Когда произошел тот сокрушительный удар по беззаботному внутреннему устроению, которое она старательно строила внутри себя? Она помнит тот день.

Год назад, незадолго до Великого поста, девочки прибежали из кухни в комнату напряженно-взволнованные. «Мама, что там... Что там у Люси, мама...» – «Постойте, Вера, Соня, научитесь говорить, уже по двенадцать лет вам, я ни слова не пойму, – сбиваются, волнуются, такие нервные, – ну что?» – «Мама, что там у Люси на сковороде?» – «У Люси? Пойдем посмотрим, что вас так встрепенуло». Ах, вот оно что. На соседской сковородке посреди пустой кухни блестели, румянились, шкворчали, издавали запах, который мог бы свести с ума, восемь куриных бедрышек. Ах, вот оно что. «Девочки, это кура. Нельзя же так реагировать, словно вы куры не видели никогда. Это всего-навсего еда». Ольга Владимировна крепко задумалась с того дня.

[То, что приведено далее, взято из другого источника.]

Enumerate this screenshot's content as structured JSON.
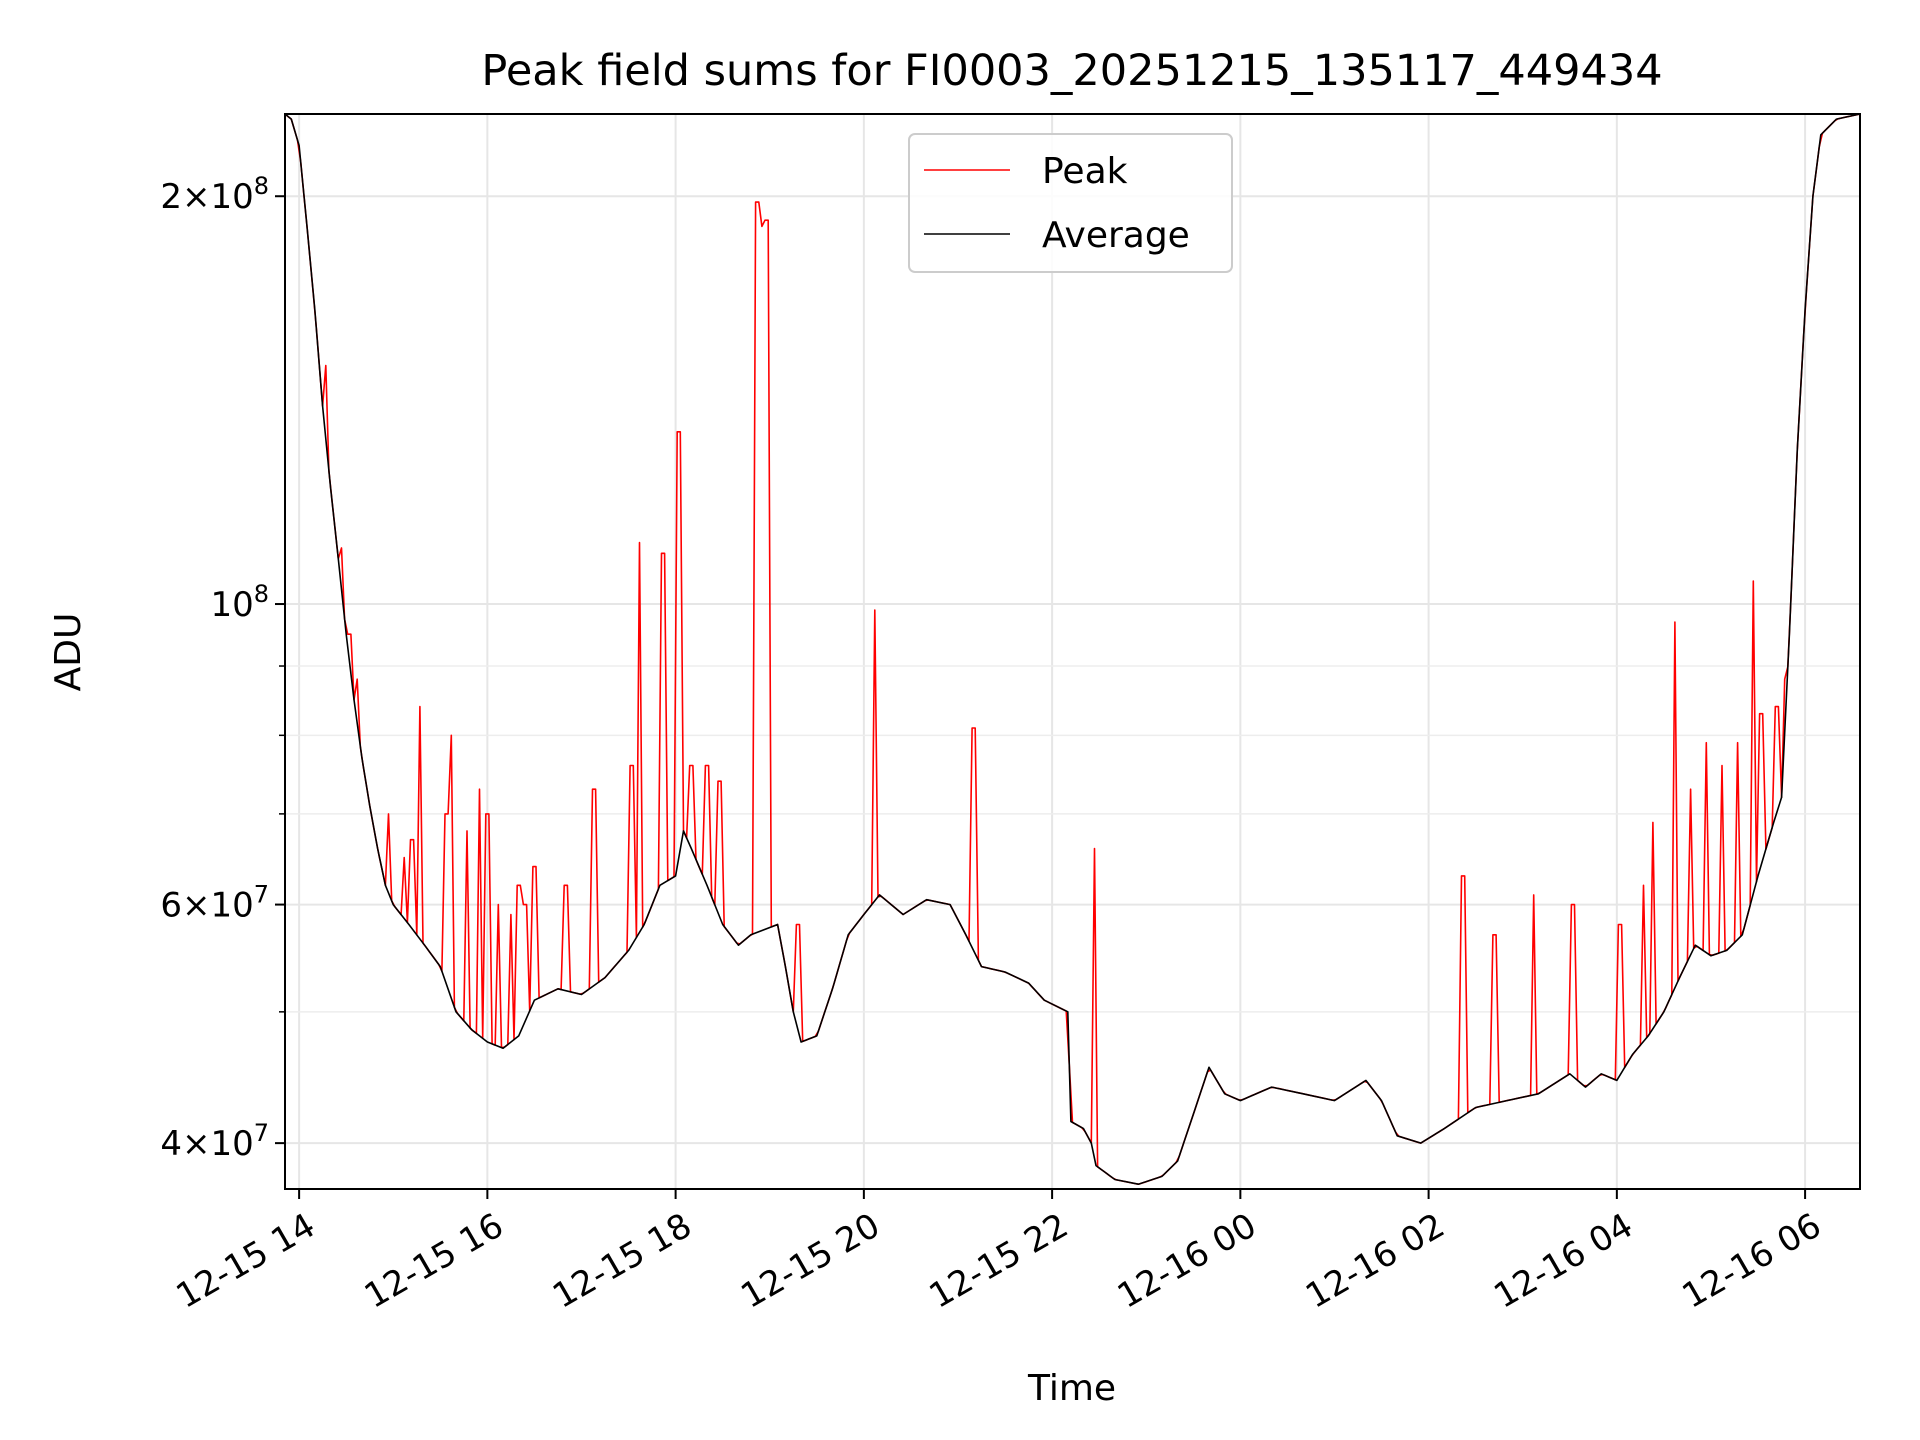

– Смешная вы, Ольга Владимировна, с вашими диетами, – сказала ей как-то соседка Люся. Люся была не замужем, еще не старая женщина, родом из деревни Колокольцы, что где-то на северо-востоке. Родители ее пропили дом и доживали теперь в бараке-общежитии. Больше у нее родственников не было, только восьмилетний сынишка. Раньше работала на заводе, но там перестали платить, и она пошла торговать в овощную палатку на улице. Стало хватать на жирную пищу каждый день, а еще на водку. Без водки и жиров отстоять целый день на морозе и ветре Люся, по ее словам, не смогла бы. За год работы в палатке лицо ее обветрилось и покраснело.

– Я работы не боюсь, – не раз уверенно говорила она. – А кто работы не боится, тот не пропадет.

Восьмилетний сынишка Люси сам приходил из школы, сам разогревал или готовил себе поесть и вообще был очень самостоятельным мальчиком.

Следующая неделя после праздника была очень тяжелой. На третий день после встречи нового счастья Ольга Владимировна, как обычно, прочитала днем лекции в академии, где преподавала философию, а вечером пошла мыть в последний раз перед условленной получкой подъезд соседнего дома. Она терла тряпкой ступени и думала, какой это хороший подъезд. У жильцов хватает средств на оплату уборщицы. Благодаря кодовому замку никто не гадил. Мыть такой подъезд легче, чем другие подобные.

Но поздно вечером молодая женщина с холодными серыми глазами и напряженным неподвижным лицом, вздернутая на высоченные каблуки (чем-то она напомнила Ольге Владимировне невестку), стоя в дверях своей ярко освещенной нарядной квартиры, сказала, что не все жильцы сдали деньги, и она не может выплатить больше того, что есть. Протянутая сумма была ничтожной.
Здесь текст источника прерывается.